Rob is still morose, depressive, and relentlessly negative about himself: this book is somewhat autobiographical, but Fingerman is clearly not making his stand-in character the hero of his own life. He still has the cluster of jerky and generally inappropriate mid-20s friends: though they all have jobs, they all feel incredibly young, which is only exacerbated by Fingerman setting the series a decade and a half ago. (He's also going to have to deal with 9/11 eventually, if he keeps going -- any story set in New York around 2000 has that looming over it ominously, no matter what kind of story the creator is trying to tell.)

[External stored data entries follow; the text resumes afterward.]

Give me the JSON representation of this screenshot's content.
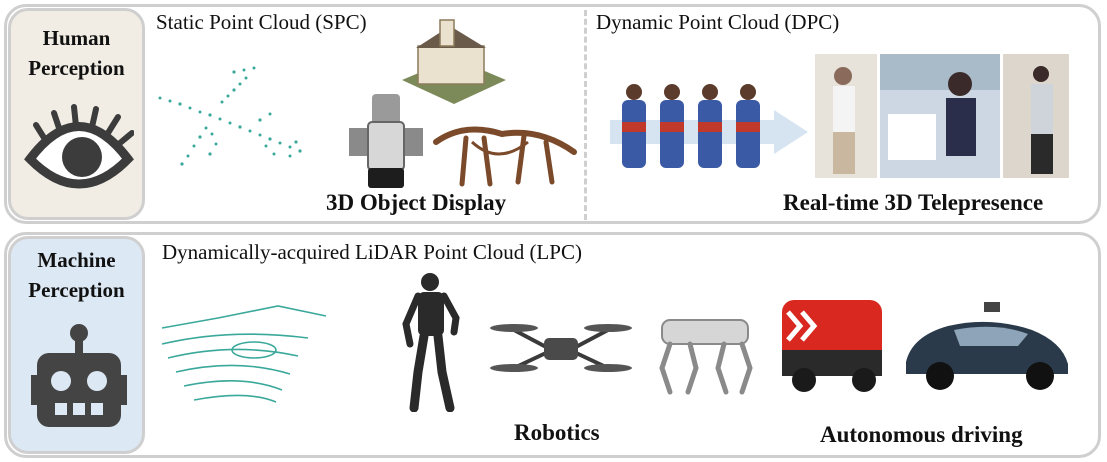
{
  "human": {
    "label_line1": "Human",
    "label_line2": "Perception",
    "icon": "eye-icon",
    "tag_color": "#f1ede4",
    "spc": {
      "title": "Static Point Cloud (SPC)",
      "caption": "3D Object Display"
    },
    "dpc": {
      "title": "Dynamic Point Cloud (DPC)",
      "caption": "Real-time 3D Telepresence"
    }
  },
  "machine": {
    "label_line1": "Machine",
    "label_line2": "Perception",
    "icon": "robot-icon",
    "tag_color": "#dce8f4",
    "lpc": {
      "title": "Dynamically-acquired LiDAR Point Cloud (LPC)",
      "caption_robotics": "Robotics",
      "caption_driving": "Autonomous driving"
    }
  },
  "colors": {
    "border": "#cfcfcf",
    "point_cloud": "#3aa89a",
    "vehicle_red": "#d8281f",
    "car_body": "#2a3a4a"
  }
}
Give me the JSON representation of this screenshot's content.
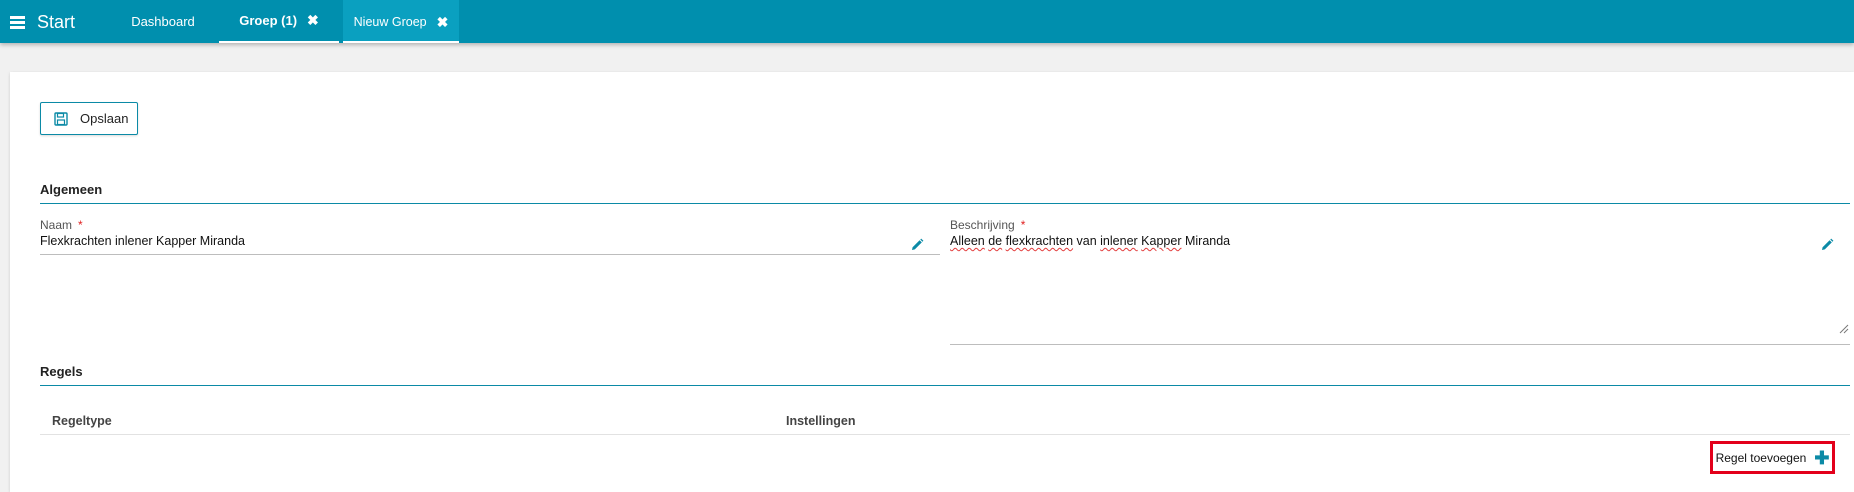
{
  "topbar": {
    "start_label": "Start",
    "tabs": [
      {
        "label": "Dashboard"
      },
      {
        "label": "Groep (1)",
        "close": "✖"
      },
      {
        "label": "Nieuw Groep",
        "close": "✖"
      }
    ],
    "color": "#008fae"
  },
  "toolbar": {
    "save_label": "Opslaan"
  },
  "sections": {
    "general": {
      "title": "Algemeen",
      "name_label": "Naam",
      "name_required": "*",
      "name_value": "Flexkrachten inlener Kapper Miranda",
      "description_label": "Beschrijving",
      "description_required": "*",
      "description_words": [
        "Alleen",
        "de",
        "flexkrachten",
        "van",
        "inlener",
        "Kapper",
        "Miranda"
      ]
    },
    "rules": {
      "title": "Regels",
      "columns": [
        "Regeltype",
        "Instellingen"
      ],
      "add_label": "Regel toevoegen"
    }
  },
  "icons": {
    "menu": "hamburger-icon",
    "save": "floppy-disk-icon",
    "edit": "pencil-icon",
    "add": "plus-icon",
    "close": "close-icon"
  },
  "colors": {
    "accent": "#0b8aa6",
    "required": "#e02020",
    "highlight": "#e3001b"
  }
}
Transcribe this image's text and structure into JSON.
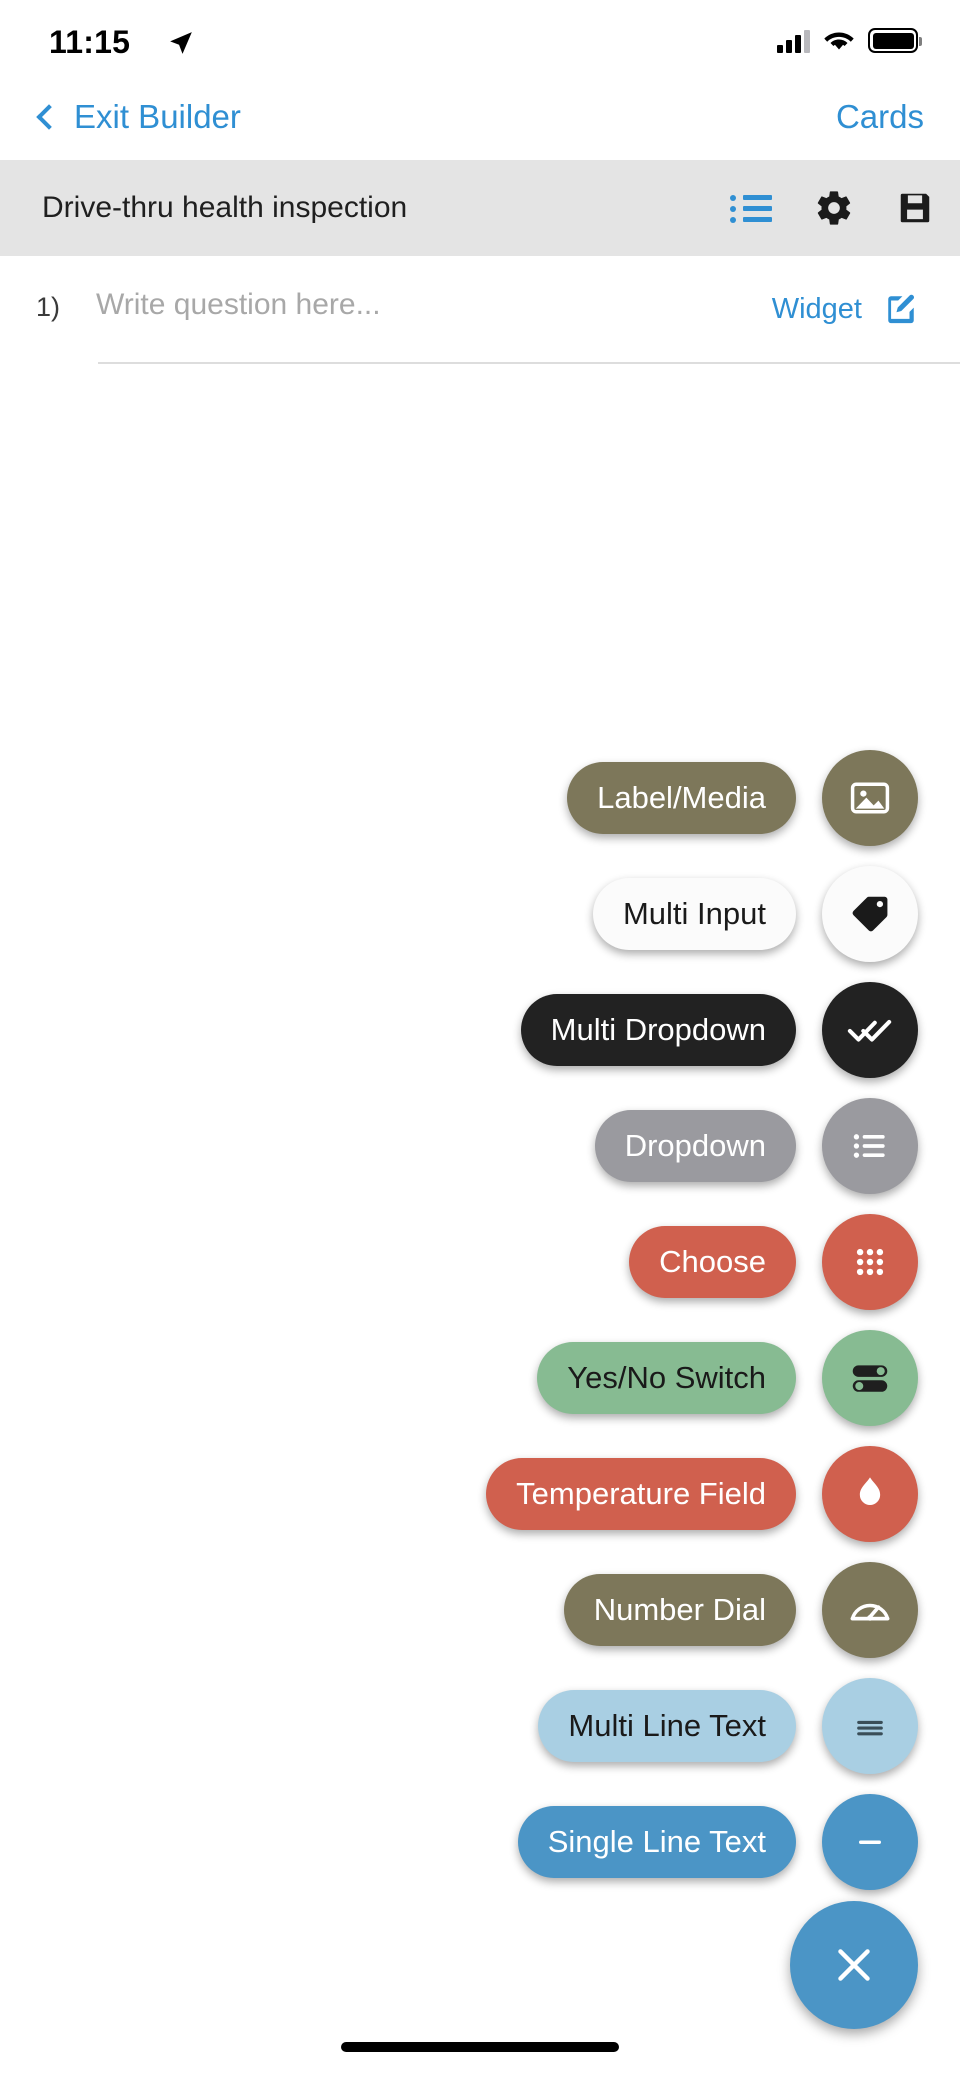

This story arc, though, is primarily about Rob getting back into the dating scene. The cover unsubtly depicts him with the three women he dives into bed with over the course of the book: his first rebound girlfriend, an older woman he has a brief bizarre fling with, and an editor at one of Gander's sister publications. Rob, though, can't quite be happy with any of them, because he's the kind of guy who has trouble being happy at the best of time -- and this is definitely not the best of times, as he's depressed about his failed marriage and dreaming about Sylvia at every turn. The first run of Minimum Wage seemed to be about how Rob was finding ways to be happy, but this second series throws him back to a worse point that we ever saw him the first time around.
Fingerman's writing is smart and colloquial: this is a book with a lot of dialogue, and it's funny, zippy, big-city-guy dialogue, with quips and veiled attacks flowing in every line. And his art is still lumpy and very physical -- he has a bit of Corben-esque flashiness to his figures, though he works in pen and ink, mostly, not in paint as Corben does -- which works well for his very fleshy concerns here.
There's no hiding that this is a revival or cover tune, and that it's a very late entry in the '90s poor-me autobio genre. Fingerman has given himself fourteen years worth of time to work with, though, and has expressed an intention to write Minimum Wage in six-issue arcs. So I have hopes that he's not going to just plod slowly forward from August of 2000, stuck with a mid-twenties Rob trapped in that same moment. (Interestingly, Fingerman is himself almost exactly a decade older than his creation -- he might be having Rob do many of the same things, but they're not in the same sequence or connected to the same cultural moments as they were in Fingerman's own life.)